Materials and Methods:
Spleen volumes were successfully derived with the deep learning tool from all 8853 asymptomatic outpatient adults (mean age 56.3 years; 4223M/4630F) who underwent CT for either colorectal screening (n=7688 unenhanced) or renal donor evaluation (n=1165, contrast-enhanced) and from 103 of 104 (>99%) adults with end-stage liver disease (ESLD) undergoing contrast enhanced CT for pre-transplantation evaluation. Linear regression analysis was utilized to assess major patient-specific determinate(s) of spleen volume amongst age, sex, height, weight, and BSA. Threshold for splenomegaly in the asymptomatic cohort was set at two standard deviations above the mean for the final modeled equation.
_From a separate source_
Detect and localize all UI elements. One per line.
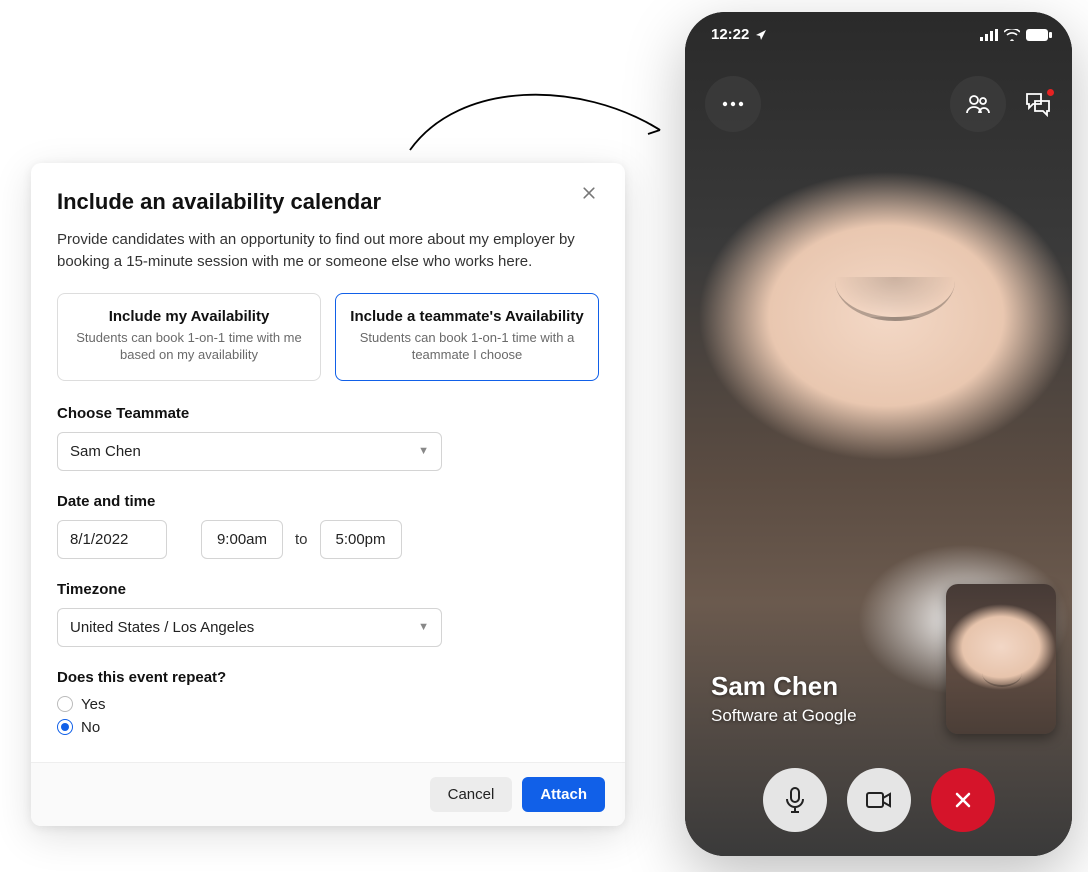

Performance of the final modeled equation was assessed on the ESLD cohort. Accuracy of craniocaudal and maximal 3D linear measures was assessed. Unenhanced spleen volumes were standardized to a post-contrast equivalent, reflecting a small but constant 7.6% correction.
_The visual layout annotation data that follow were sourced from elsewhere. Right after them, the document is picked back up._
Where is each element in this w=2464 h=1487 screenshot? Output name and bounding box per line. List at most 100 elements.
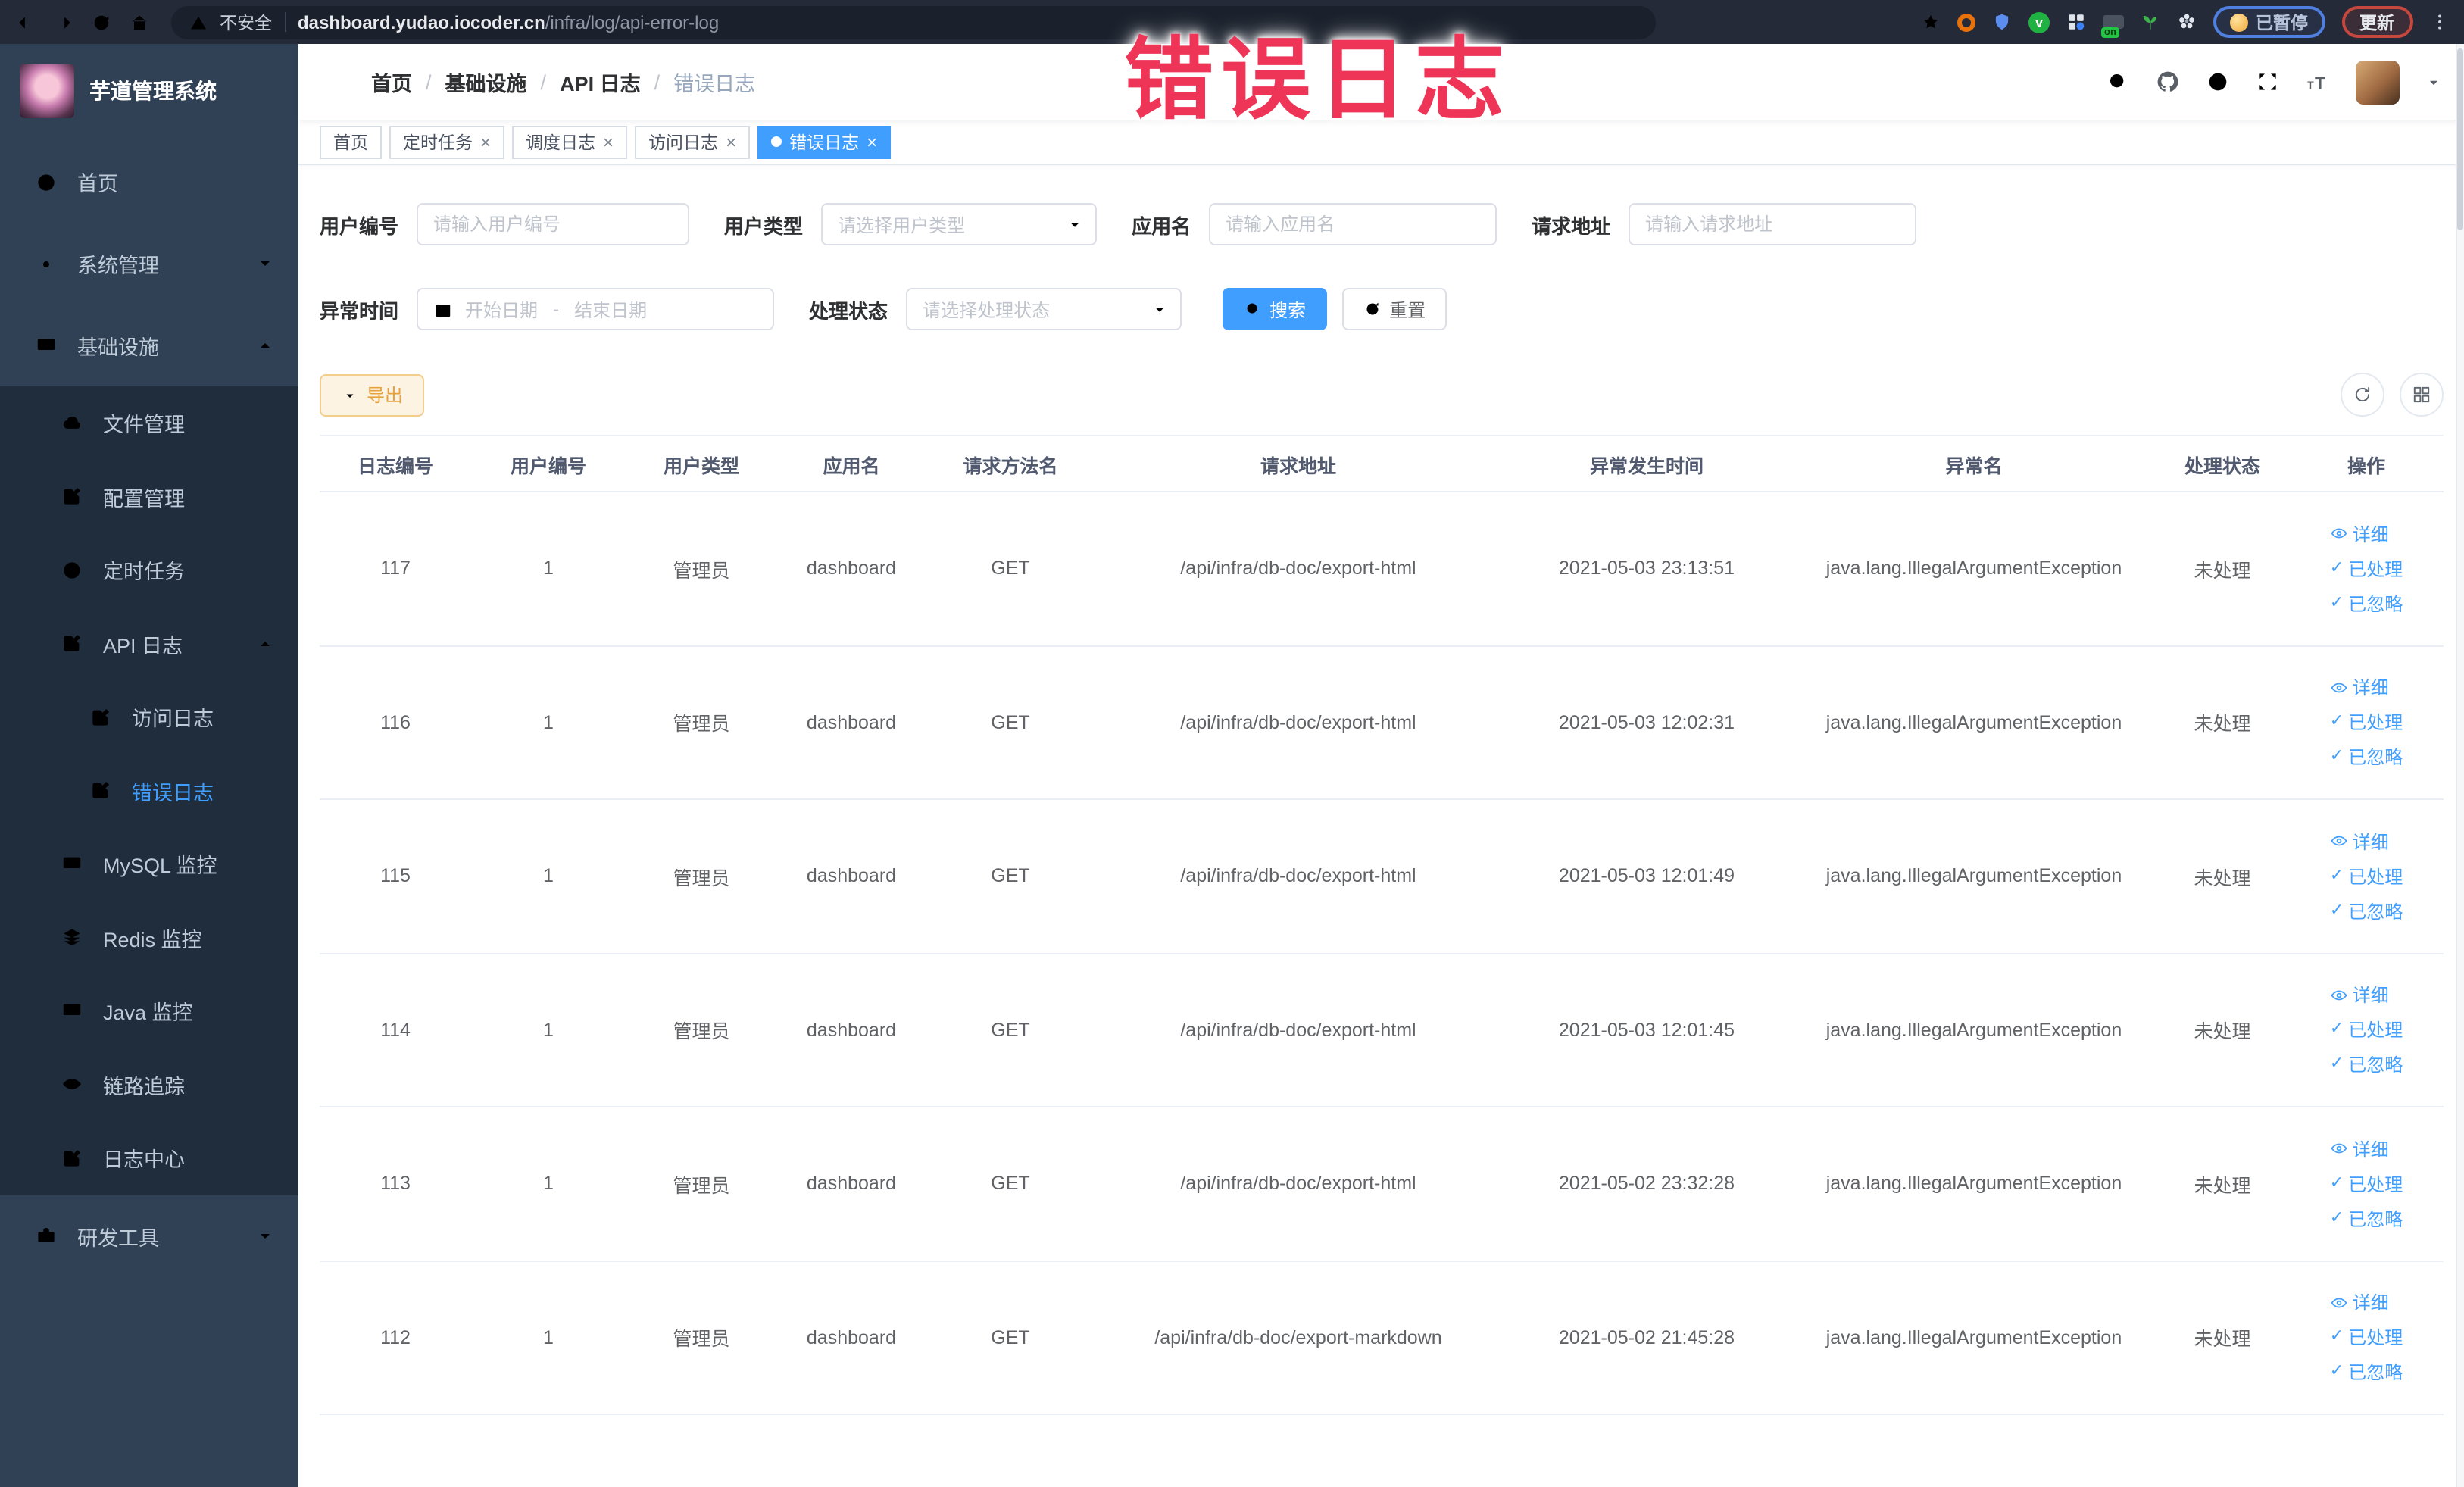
paused-extension-badge[interactable]: 已暂停 xyxy=(2213,6,2325,38)
date-range-picker[interactable]: 开始日期 - 结束日期 xyxy=(417,288,775,330)
sidebar-item-infrastructure[interactable]: 基础设施 xyxy=(0,305,298,386)
sidebar-item-mysql-monitor[interactable]: MySQL 监控 xyxy=(0,827,298,901)
cell-log-id: 117 xyxy=(320,492,471,646)
mark-ignored-link[interactable]: ✓ 已忽略 xyxy=(2330,1052,2403,1078)
browser-reload-icon[interactable] xyxy=(91,11,112,33)
cell-status: 未处理 xyxy=(2156,953,2289,1107)
reset-button[interactable]: 重置 xyxy=(1342,288,1447,330)
detail-link[interactable]: 详细 xyxy=(2330,982,2389,1008)
tab-error-log[interactable]: 错误日志 × xyxy=(757,125,892,158)
sidebar-item-api-log[interactable]: API 日志 xyxy=(0,607,298,680)
breadcrumb-home[interactable]: 首页 xyxy=(371,67,412,97)
extension-flower-icon[interactable] xyxy=(2177,12,2197,32)
url-text: dashboard.yudao.iocoder.cn/infra/log/api… xyxy=(298,11,720,33)
fullscreen-icon[interactable] xyxy=(2255,70,2279,94)
breadcrumb-infrastructure[interactable]: 基础设施 xyxy=(445,67,527,97)
close-icon[interactable]: × xyxy=(726,133,736,151)
browser-update-button[interactable]: 更新 xyxy=(2341,6,2412,38)
user-id-input[interactable] xyxy=(417,203,690,245)
extension-grid-icon[interactable] xyxy=(2066,12,2086,32)
detail-link[interactable]: 详细 xyxy=(2330,829,2389,854)
user-avatar[interactable] xyxy=(2355,60,2399,104)
extension-green-v-icon[interactable]: v xyxy=(2028,11,2050,33)
cell-exception-name: java.lang.IllegalArgumentException xyxy=(1792,953,2156,1107)
tab-home[interactable]: 首页 xyxy=(320,125,382,158)
browser-menu-kebab-icon[interactable] xyxy=(2429,12,2449,32)
detail-link[interactable]: 详细 xyxy=(2330,521,2389,547)
tab-scheduled-tasks[interactable]: 定时任务 × xyxy=(389,125,505,158)
error-log-annotation: 错误日志 xyxy=(1124,27,1513,132)
sidebar-item-redis-monitor[interactable]: Redis 监控 xyxy=(0,901,298,974)
request-url-label: 请求地址 xyxy=(1532,214,1611,237)
mark-processed-link[interactable]: ✓ 已处理 xyxy=(2330,1171,2403,1197)
eye-icon xyxy=(2330,1294,2348,1312)
start-date-placeholder: 开始日期 xyxy=(465,299,539,320)
mark-processed-link[interactable]: ✓ 已处理 xyxy=(2330,556,2403,582)
browser-home-icon[interactable] xyxy=(129,11,150,33)
request-url-input[interactable] xyxy=(1629,203,1917,245)
sidebar-logo-row[interactable]: 芋道管理系统 xyxy=(0,44,298,135)
sidebar-item-access-log[interactable]: 访问日志 xyxy=(0,680,298,754)
export-button[interactable]: 导出 xyxy=(320,373,425,416)
page-content: 用户编号 用户类型 请选择用户类型 应用名 xyxy=(298,165,2464,1487)
mark-processed-link[interactable]: ✓ 已处理 xyxy=(2330,864,2403,889)
breadcrumb-error-log: 错误日志 xyxy=(673,73,756,95)
user-type-select[interactable]: 请选择用户类型 xyxy=(821,203,1098,245)
search-icon[interactable] xyxy=(2105,70,2129,94)
detail-link[interactable]: 详细 xyxy=(2330,1136,2389,1162)
close-icon[interactable]: × xyxy=(867,133,877,151)
process-status-select[interactable]: 请选择处理状态 xyxy=(906,288,1182,330)
eye-icon xyxy=(2330,1140,2348,1158)
sidebar-item-trace[interactable]: 链路追踪 xyxy=(0,1048,298,1121)
caret-down-icon[interactable] xyxy=(2425,73,2441,90)
cell-app-name: dashboard xyxy=(777,799,926,954)
app-name-input[interactable] xyxy=(1209,203,1497,245)
sidebar-item-file-management[interactable]: 文件管理 xyxy=(0,386,298,460)
sidebar-item-error-log[interactable]: 错误日志 xyxy=(0,754,298,827)
search-button[interactable]: 搜索 xyxy=(1223,288,1328,330)
cell-request-url: /api/infra/db-doc/export-html xyxy=(1095,953,1501,1107)
cell-user-id: 1 xyxy=(471,645,626,800)
mark-ignored-link[interactable]: ✓ 已忽略 xyxy=(2330,898,2403,924)
bookmark-star-icon[interactable] xyxy=(1921,12,1941,32)
mark-ignored-link[interactable]: ✓ 已忽略 xyxy=(2330,745,2403,770)
column-settings-button[interactable] xyxy=(2399,373,2443,417)
mark-processed-link[interactable]: ✓ 已处理 xyxy=(2330,1325,2403,1351)
browser-back-icon[interactable] xyxy=(15,11,36,33)
page-scrollbar[interactable] xyxy=(2455,44,2464,1487)
sidebar-item-dev-tools[interactable]: 研发工具 xyxy=(0,1195,298,1276)
extension-on-toggle-icon[interactable]: on xyxy=(2101,15,2124,38)
extension-shield-icon[interactable] xyxy=(1992,12,2012,32)
sidebar-item-home[interactable]: 首页 xyxy=(0,141,298,223)
help-icon[interactable] xyxy=(2205,70,2229,94)
extension-sprout-icon[interactable] xyxy=(2141,12,2160,32)
refresh-table-button[interactable] xyxy=(2340,373,2384,417)
detail-link[interactable]: 详细 xyxy=(2330,675,2389,701)
sidebar-item-config-management[interactable]: 配置管理 xyxy=(0,460,298,533)
mark-ignored-link[interactable]: ✓ 已忽略 xyxy=(2330,1360,2403,1385)
github-icon[interactable] xyxy=(2155,70,2179,94)
font-size-icon[interactable] xyxy=(2305,70,2329,94)
mark-processed-link[interactable]: ✓ 已处理 xyxy=(2330,1017,2403,1043)
sidebar-item-system-management[interactable]: 系统管理 xyxy=(0,223,298,305)
mark-processed-link[interactable]: ✓ 已处理 xyxy=(2330,710,2403,736)
tab-schedule-log[interactable]: 调度日志 × xyxy=(512,125,628,158)
sidebar-item-log-center[interactable]: 日志中心 xyxy=(0,1121,298,1195)
browser-forward-icon[interactable] xyxy=(53,11,74,33)
close-icon[interactable]: × xyxy=(603,133,614,151)
tab-access-log[interactable]: 访问日志 × xyxy=(635,125,751,158)
check-icon: ✓ xyxy=(2329,1327,2344,1346)
scrollbar-thumb[interactable] xyxy=(2457,48,2463,230)
end-date-placeholder: 结束日期 xyxy=(574,299,648,320)
close-icon[interactable]: × xyxy=(480,133,491,151)
detail-link[interactable]: 详细 xyxy=(2330,1290,2389,1316)
breadcrumb-api-log[interactable]: API 日志 xyxy=(560,67,641,97)
extension-orange-ring-icon[interactable] xyxy=(1957,13,1975,31)
cell-request-url: /api/infra/db-doc/export-html xyxy=(1095,1107,1501,1261)
sidebar-item-scheduled-tasks[interactable]: 定时任务 xyxy=(0,533,298,607)
mark-ignored-link[interactable]: ✓ 已忽略 xyxy=(2330,1206,2403,1232)
sidebar-item-java-monitor[interactable]: Java 监控 xyxy=(0,974,298,1048)
mark-ignored-link[interactable]: ✓ 已忽略 xyxy=(2330,591,2403,617)
hamburger-icon[interactable] xyxy=(321,69,347,95)
check-icon: ✓ xyxy=(2329,901,2344,920)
Mean standardized automated spleen volume was 216±100 ml in the asymptomatic cohort and demonstrated a normal distribution. Patient weight was the major determinant of spleen volume. From this, a linear weight-based splenomegaly threshold volume (in ml) = 3.0*(Wt [kg])+127. Above 125 kg, the volume cutoff was not increased. Linear measures demonstrated only moderate performance for identifying volume-defined splenomegaly within the asymptomatic cohort. For example, a craniocaudal threshold of 12 cm was 57% sensitive and 95% specific, and a maximal 3D linear threshold of 12 cm was 97% sensitive and 70% specific. Mean standardized automated spleen volume in the ESLD cohort was 796±457 ml with 85% (87 of 103) of patients meeting volume-defined splenomegaly.

We derived a simple, weight-based threshold for splenomegaly using an automated spleen volume tool. If further validated in larger healthy and diseased cohorts, this approach could provide a more objective measure of spleen size from CT.